A vida não anda nada fácil para Eugênio. Até a vizinha idosa e seu cachorrinho de estimação se renderam ao recém-eleito governo fascista. Armas são vendidas em suaves prestações, anuncia o outdoor. O caos se instaura quando ele vai até o seu editor e o encontra numa mesa ao lado da bandeira do Brasil e a fotografia de certo presidente atrás da poltrona.
“Jesus Kid”, novo filme do cineasta Aly Muritiba, que estreia nesta quinta-feira (9/6) nos cines UNA Belas Artes e Centro Cultural Unimed-BH Minas, pensa o Brasil atual por meio da comédia. A fonte é a obra homônima do escritor e quadrinista Lourenço Mutarelli.
Lançada no início deste século e relançada em 2021 pela Companhia das Letras, “Jesus Kid” acompanha o escritor de livros de faroeste cuja obra, 28 volumes, é protagonizada pelo caubói do título. Em crise financeira, Eugênio aceita escrever um roteiro para cinema. Para tal, deve ficar três meses isolado em um hotel de luxo. Na novela, Mutarelli critica principalmente os mercados editorial e de cinema.
No filme, com roteiro do próprio Muritiba, as críticas, sempre ferinas, são principalmente dirigidas para o governo Bolsonaro – ainda que em momento algum o nome do atual presidente seja proferido. Sergio Moro e Luciano Hang também estão na história, com as devidas adaptações que a ficção permite.
ADAPTAÇÕES
Histórias de Mutarelli já ganharam versões cinematográficas anteriormente, como é o caso dos longas “O cheiro do ralo” (2006), de Heitor Dhalia; “Natimorto” (2009), de Paulo Machline, e “Quando eu era vivo” (2014), de Marco Dutra. Os personagens sempre à margem e a ironia fina estão nas adaptações, e a atual não foge à regra.
Eugênio (Paulo Miklos, mais uma vez em grande momento), é um neurótico que passa enxaguante bucal ao mesmo tempo em que empunha um cigarro. Vive sozinho com seu peixinho de estimação, Gregório de Matos, e tem habilidade zero no convívio social.
Quando é chamado por um produtor charlatão para escrever um roteiro de um filme “superoriginal” para um diretor clichê, diz não de cara. Mas, na visita ao seu editor, fica sabendo que a série “Jesus Kid” será cancelada. Pior: um figurão do atual governo exige que ele escreva a biografia do novo presidente. Eugênio sai correndo do local, é perseguido e, temendo por sua vida, decide aceitar a proposta do produtor. Pelo menos ficará três meses fechado em um hotel.

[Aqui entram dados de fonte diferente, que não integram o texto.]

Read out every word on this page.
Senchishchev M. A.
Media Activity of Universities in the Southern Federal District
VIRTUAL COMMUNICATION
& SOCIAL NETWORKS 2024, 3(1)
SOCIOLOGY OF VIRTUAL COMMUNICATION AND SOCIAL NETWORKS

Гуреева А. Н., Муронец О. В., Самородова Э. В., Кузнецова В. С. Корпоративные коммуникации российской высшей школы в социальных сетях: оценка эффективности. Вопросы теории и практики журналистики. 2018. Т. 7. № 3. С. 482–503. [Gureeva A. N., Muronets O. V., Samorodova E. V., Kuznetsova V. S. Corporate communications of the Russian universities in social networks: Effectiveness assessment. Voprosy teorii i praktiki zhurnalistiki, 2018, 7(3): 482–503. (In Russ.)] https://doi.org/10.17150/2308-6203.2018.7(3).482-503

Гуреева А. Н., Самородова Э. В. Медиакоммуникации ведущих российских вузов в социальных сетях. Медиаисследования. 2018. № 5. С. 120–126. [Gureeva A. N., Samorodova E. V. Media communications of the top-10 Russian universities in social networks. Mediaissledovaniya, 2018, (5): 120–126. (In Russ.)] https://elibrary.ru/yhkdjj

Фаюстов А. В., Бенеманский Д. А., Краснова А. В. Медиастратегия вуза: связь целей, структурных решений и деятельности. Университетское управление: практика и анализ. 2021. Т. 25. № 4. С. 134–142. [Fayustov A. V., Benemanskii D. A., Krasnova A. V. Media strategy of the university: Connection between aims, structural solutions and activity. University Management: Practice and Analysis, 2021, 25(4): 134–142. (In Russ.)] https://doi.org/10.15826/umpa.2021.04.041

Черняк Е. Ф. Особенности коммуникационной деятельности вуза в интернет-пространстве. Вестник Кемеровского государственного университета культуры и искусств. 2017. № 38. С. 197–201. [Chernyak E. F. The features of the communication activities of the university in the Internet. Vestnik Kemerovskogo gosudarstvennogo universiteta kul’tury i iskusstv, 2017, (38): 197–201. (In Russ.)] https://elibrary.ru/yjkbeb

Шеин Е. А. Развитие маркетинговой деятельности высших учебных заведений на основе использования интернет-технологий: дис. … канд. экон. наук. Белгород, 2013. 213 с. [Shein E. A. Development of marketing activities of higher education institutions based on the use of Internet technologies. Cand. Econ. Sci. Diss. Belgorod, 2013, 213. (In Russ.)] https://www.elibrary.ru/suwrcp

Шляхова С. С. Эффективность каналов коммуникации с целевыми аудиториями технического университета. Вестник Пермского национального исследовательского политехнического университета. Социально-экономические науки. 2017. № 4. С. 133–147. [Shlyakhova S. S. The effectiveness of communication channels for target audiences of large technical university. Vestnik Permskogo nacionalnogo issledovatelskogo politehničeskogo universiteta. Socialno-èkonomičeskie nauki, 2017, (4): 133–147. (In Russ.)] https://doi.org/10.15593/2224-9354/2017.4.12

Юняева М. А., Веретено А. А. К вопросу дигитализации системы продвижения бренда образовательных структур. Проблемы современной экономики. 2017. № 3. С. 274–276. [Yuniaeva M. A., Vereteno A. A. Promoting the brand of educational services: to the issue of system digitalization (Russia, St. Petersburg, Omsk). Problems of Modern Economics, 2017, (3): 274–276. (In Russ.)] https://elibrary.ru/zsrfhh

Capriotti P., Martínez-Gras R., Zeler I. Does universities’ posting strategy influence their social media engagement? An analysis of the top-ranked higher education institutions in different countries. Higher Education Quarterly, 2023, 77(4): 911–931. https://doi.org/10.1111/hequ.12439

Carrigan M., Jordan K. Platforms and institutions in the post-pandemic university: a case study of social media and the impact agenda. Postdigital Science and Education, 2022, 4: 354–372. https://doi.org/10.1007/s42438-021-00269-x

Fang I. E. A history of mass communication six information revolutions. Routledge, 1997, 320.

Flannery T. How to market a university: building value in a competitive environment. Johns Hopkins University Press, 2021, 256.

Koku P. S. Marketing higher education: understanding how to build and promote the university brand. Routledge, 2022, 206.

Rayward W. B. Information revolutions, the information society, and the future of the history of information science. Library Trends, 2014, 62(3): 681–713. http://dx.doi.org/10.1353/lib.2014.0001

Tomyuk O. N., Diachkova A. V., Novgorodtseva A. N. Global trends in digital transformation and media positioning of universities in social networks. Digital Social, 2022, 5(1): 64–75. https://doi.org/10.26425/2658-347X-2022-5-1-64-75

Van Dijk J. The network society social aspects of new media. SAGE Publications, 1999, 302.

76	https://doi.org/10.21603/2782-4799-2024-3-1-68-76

A maior parte do longa é ambientada nos domínios de um grande hotel. Lá, realidade e ficção vão se misturando. Eugênio deve escrever uma história sobre um escritor em crise que tenta fazer um roteiro para cinema. Essencialmente, a trama de “Barton Fink” (filme dos irmãos Cohen de 1991), ele ensina ao produtor e ao diretor que o contrataram. Eles dão de ombros e Eugênio tenta, com suas neuroses, sair de situações cada vez mais absurdas.
De uma hora para outra, passa a contar com a presença do próprio Jesus Kid. O personagem-título é interpretado pelo ator Sérgio Marone, também um dos produtores do longa. Foi Marone, que havia comprado os direitos de adaptação do livro uma década atrás, quem convidou Muritiba para assumir o projeto.
As referências nesta primeira incursão na comédia de Muritiba (“Deserto particular”, “Ferrugem”, “Para minha amada morta”) vão do western spaguetti e os já citados irmãos Cohen ao obrigatório Tarantino. Mesmo tendo sido rodado em 2019, no primeiro ano da gestão Bolsonaro, “Jesus Kid” mantém a atualidade. O filme aproveita o momento de crise para refletir sobre ela – com ousadia e ironia.
“JESUS KID”
(Brasil, 2021, 88min., de Aly Muritiba, com Paulo Miklos, Sérgio Marone e Maureen Miranda). Estreia nesta quinta (9/6), às 18h30, na Sala 2 do Centro Cultural Unimed-BH Minas; e às 18h50, na Sala 1 do UNA Cine Belas Artes.